Varnish is a website accelerator platform, which caches info for the sake of quicker access. It’s occasionally referred to as an HTTP reverse proxy too and it interacts between a web server and an Internet browser. When a site visitor accesses a certain web page, the content is requested by the web browser, and then the server processes this browser request and sends back the necessary content. If Varnish is enabled for a specific website, it will cache the pages at the first request and if the user accesses a cached page again, the content will be delivered by the caching platform and not by the server. The accelerated speed is an end result of the significantly faster response speed that the Varnish platform offers compared to any web server software. Of course, this doesn’t mean that the visitors will keep seeing the same content again and again, because any change on any of the pages is reflected in the content that Varnish caches in its memory.

Varnish in Cloud Hosting

You can unleash Varnish’s potential and enhance your websites’ loading speed irrespective of the cloud hosting package that you’ve chosen and you can add and configure the content caching platform with a few clicks of the mouse using the intuitive interface offered by our next-generation Hepsia hosting Control Panel.

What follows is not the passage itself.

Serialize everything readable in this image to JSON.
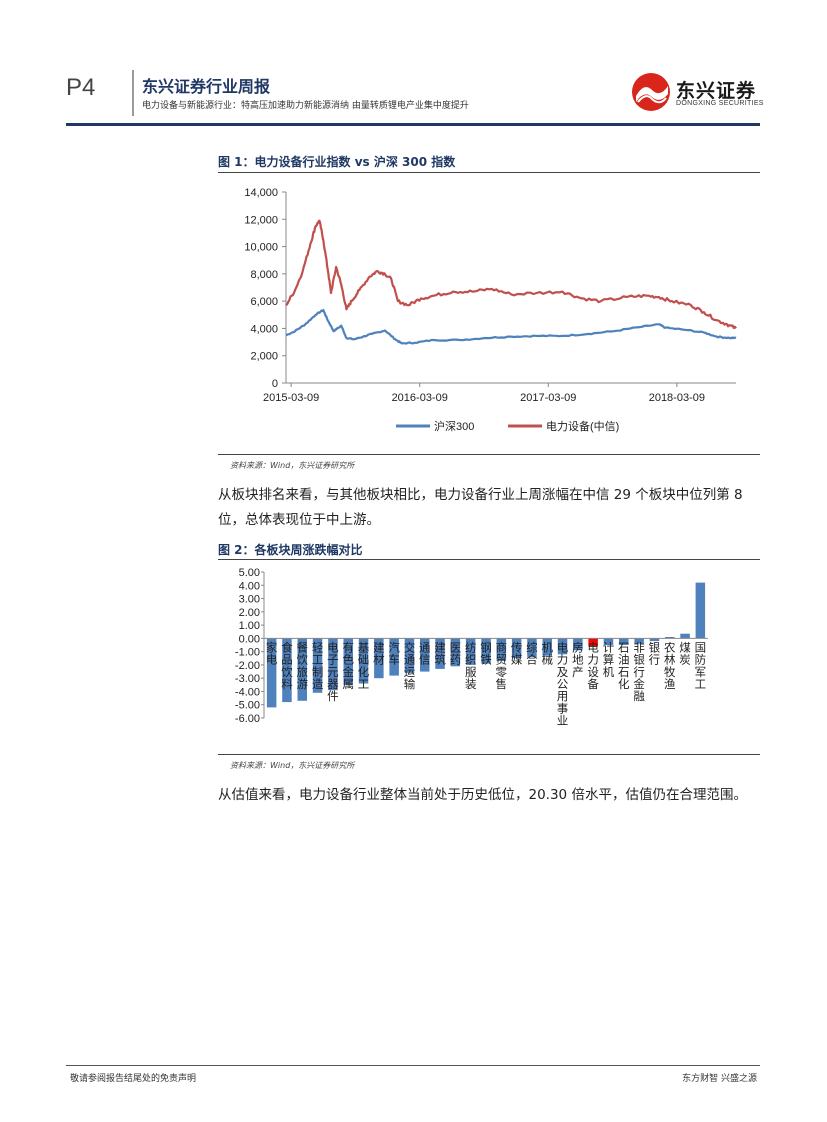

During the procedure, you’ll be able to choose two different things – how many sites will employ Varnish, i.e. the number of instances, and how much information will be cached, i.e. the amount of memory. The latter is available in increments of 32 megabytes and is not bound to the number of instances, so you can use more instances and less memory and the other way around. If you’ve got plenty of content on a certain website and you win numerous site visitors, more memory will give you better results. You may also consider employing a dedicated IP address for the websites that will use the Varnish platform. The Hepsia Control Panel will offer you simple one-click buttons for disabling or restarting any instance, for deleting the cache associated with any Internet site and for seeing exhaustive system logs.